I am trying to solve a combinatoric problem. The problem is the following: There are A,B,C three types of people. There are totally N people arriving sequentially and make a choice between two boxes X and Y and they just stand in front of the box they have chosen.

The selection rule is the following: Type A people always select box X; Type B people always select the box that has the longest queue, e.g., when facing state $(n,m)$ such that $n>m$, where the 1st entry is the queue length at box X and the 2nd entry is the queue length at box Y. The B type people always chooses box X, which has $n$ people there. If the B type people is the first arrival or he sees two boxes have same queue length, then he chooses each box with 1/2 probability; Type C people always select the box that has positive queue length with equal probability, e.g., when seeing state $(n,0)$, type C people always chooses box X, the one with $n$ people; when seeing state $(n,m)$, with $n>0,m>0$, then type C people chooses each box with equal probability. If the type C people is the first arrival, then he chooses each box with equal probability.

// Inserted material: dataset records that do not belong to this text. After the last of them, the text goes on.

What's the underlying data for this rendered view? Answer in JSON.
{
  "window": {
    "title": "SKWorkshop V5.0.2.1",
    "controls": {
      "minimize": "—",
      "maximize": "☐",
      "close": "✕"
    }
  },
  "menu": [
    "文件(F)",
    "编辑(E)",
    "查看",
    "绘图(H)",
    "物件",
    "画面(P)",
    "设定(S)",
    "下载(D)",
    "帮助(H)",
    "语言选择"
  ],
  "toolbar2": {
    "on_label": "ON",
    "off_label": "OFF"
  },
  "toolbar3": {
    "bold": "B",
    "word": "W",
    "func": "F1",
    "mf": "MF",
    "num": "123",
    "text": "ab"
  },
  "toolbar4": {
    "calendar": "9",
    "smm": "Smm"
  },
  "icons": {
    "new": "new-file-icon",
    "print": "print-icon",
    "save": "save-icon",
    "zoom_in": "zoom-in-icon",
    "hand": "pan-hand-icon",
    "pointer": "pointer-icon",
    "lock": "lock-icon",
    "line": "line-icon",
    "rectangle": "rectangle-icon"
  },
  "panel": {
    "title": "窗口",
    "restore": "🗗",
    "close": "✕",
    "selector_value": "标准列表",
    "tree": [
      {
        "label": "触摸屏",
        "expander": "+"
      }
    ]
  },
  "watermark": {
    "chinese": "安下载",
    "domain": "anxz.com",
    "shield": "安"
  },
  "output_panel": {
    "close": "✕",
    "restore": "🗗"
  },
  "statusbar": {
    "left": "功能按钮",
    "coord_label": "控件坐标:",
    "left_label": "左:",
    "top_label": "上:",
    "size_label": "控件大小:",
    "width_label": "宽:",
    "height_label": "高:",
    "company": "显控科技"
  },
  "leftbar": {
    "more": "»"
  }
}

Each arrival with probability $q_A$ of being A type, $q_B$ of being B type, $q_C$ of being C type, and $q_A+q_B+q_C=1$. Each arrival is independent of each other.

The question is to compute the probability $P\{(m,n)|(X,Y)\}$ where $0<m<n$.

This problem can be solved recursively, but I am struggling to obtain some analytical expression.

One thing is sure that the first arrival cannot be type A, since type A people will choose box X only, and then all the later people regardless of their type will all choose box X according to their selection rule.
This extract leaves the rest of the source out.